I’ve yet to hear anyone who does. Which begs the question, has he asked anyone?
Gordon Brown’s Labour Government had proposed using the £130m of BBC licence fee currently allocated to helping pay for Digital TV switch-over to fund new independent broadcast news consortia.
That cash is now, instead, going to be flung towards the billions that will be needed to pipe up superfast broadband across the UK.
Instead, Hunt believes that ‘a modernised, updated regulatory environment could help nurture a new generation of hungry, ambitious and profitable local media companies”.
Journalists should note the use of the word hungry there.
He plans to allow local newspapers to run their own local radio and TV stations and hopes this will fill in the gap left by ITV’s withdrawal from local news broadcasting.
He doesn’t seem to realise that Guardian Media Group has already had a brave attempt at doing this with Channel M and it was complete commercial failure (it closed in March).
No-one I’ve met in the media thinks it will work.
Hunt also suggests ‘reforming cross media ownership rules’will allow newspaper companies to benefit from ‘greater economies of scale”.
But he doesn’t seem to realise that big is not always best when it comes to local newspaper publishing. Johnston Press is the second biggest UK local newspaper publisher, it has 285 titles and about 16 per cent of the market by circulation.
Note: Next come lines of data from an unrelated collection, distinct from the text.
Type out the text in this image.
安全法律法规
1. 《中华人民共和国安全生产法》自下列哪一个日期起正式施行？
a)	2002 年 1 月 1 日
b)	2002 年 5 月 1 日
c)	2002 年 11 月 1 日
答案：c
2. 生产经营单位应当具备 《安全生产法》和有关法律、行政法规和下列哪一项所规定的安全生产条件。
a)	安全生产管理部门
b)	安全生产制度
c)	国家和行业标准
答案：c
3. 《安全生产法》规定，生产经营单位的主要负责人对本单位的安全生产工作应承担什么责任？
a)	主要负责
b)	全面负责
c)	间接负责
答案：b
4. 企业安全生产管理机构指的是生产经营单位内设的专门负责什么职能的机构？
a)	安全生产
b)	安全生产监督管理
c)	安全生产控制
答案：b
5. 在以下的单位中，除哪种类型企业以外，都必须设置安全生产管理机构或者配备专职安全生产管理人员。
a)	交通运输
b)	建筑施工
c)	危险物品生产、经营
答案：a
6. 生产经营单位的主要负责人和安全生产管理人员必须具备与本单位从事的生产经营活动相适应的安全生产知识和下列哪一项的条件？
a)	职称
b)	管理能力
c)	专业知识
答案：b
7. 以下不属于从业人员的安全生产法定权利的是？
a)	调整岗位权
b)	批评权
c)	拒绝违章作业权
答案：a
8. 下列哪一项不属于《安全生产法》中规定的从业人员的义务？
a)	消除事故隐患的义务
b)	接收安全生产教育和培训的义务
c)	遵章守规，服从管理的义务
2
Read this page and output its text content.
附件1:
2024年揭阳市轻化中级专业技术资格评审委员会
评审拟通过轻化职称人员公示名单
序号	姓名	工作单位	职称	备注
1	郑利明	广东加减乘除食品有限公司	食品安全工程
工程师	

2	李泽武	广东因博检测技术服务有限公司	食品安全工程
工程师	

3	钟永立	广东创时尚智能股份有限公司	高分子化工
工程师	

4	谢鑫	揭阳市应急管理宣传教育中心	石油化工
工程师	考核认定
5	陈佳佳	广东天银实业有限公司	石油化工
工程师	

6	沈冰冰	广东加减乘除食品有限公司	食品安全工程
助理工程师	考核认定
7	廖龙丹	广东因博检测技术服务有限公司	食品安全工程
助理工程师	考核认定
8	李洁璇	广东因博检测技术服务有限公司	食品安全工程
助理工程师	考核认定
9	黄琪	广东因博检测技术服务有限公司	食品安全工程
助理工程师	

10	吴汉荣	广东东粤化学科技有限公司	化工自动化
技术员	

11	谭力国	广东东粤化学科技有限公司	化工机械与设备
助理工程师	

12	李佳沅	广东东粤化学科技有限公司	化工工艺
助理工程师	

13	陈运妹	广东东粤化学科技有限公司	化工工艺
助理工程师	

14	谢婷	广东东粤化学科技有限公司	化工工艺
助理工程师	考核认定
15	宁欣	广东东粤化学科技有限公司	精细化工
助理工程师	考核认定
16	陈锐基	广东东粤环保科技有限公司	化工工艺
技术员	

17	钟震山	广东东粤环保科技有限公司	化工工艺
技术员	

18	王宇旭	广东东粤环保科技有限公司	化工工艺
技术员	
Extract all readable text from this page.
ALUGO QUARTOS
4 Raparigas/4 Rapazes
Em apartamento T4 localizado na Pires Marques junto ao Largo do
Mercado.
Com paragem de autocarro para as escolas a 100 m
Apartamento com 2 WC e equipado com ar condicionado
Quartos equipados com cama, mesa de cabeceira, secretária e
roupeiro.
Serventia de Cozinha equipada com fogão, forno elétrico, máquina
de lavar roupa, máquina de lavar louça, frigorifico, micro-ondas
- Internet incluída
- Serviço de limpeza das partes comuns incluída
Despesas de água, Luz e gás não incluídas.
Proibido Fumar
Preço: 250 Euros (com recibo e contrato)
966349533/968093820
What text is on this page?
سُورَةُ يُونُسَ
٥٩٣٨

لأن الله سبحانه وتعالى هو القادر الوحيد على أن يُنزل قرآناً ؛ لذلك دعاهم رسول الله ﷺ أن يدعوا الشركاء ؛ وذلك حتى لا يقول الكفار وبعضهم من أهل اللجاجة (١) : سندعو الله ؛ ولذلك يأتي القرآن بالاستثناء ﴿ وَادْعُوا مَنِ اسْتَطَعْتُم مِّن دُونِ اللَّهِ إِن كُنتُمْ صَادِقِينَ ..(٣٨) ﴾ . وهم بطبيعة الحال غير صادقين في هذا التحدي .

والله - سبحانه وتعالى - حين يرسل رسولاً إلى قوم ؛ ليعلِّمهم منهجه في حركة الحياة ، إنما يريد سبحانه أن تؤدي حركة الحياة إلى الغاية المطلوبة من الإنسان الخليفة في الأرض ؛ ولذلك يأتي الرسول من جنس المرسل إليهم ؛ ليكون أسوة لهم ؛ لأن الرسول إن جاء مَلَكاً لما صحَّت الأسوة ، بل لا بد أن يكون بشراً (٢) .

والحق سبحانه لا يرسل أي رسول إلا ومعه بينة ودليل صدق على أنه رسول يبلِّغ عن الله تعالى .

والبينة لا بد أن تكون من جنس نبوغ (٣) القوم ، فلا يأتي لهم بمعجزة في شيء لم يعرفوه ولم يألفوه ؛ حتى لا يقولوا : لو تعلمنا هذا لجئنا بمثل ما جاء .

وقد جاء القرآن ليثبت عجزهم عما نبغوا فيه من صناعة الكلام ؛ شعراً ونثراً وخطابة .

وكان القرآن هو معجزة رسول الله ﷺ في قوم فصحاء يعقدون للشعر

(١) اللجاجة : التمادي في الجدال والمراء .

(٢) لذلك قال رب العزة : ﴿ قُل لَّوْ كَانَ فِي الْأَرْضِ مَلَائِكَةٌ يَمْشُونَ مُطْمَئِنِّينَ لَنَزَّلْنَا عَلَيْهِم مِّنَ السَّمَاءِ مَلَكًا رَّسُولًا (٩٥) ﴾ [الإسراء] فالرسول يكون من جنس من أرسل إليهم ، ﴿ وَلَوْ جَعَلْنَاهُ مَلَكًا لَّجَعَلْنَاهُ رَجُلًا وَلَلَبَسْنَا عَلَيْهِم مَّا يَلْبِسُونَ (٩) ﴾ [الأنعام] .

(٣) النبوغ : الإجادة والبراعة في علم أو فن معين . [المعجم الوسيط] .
The extent to which cost-cutting has apparently compromised quality on its titles was illustrated by last week’s front-page production howler in Bedford, where dummy front page copy appeared in a newspaper front page.
It is a fact that courts and councils are not being reported in the way they need to be to uphold democratic accountability, research by Press Association bears this out.
It is also a fact that ITV cut 400 out of 1,000 staff in its regional news broadcasting operations last year and plans to dispense with most of the rest soon after digital TV switch-over is completed in 2012.
Does anyone else other than Jeremy Hunt think that deregulation will tackle those two problems?
Perhaps now is not the time for commercial news organisation to hold out the begging bowl.
But total deregulation could make things worse rather than better, allowing the big regional publishers to squeeze out independent publishers who in many places are doing a better job than they are.
Perhaps one other answer is major tax-breaks to encourage investment in independent local media, of the sort that have helped the UK film industry?
One more thing. BBC director general Mark Thompson howled with protest last year when it was first proposed that the £130m of digital switch-over cash be used to foster some sort of opposition to the Beeb’s broadcasting colossus.
Why is he now silent when the money is not going to be spent on journalism, but instead on helping rural web browsers to download porn at lightning speed?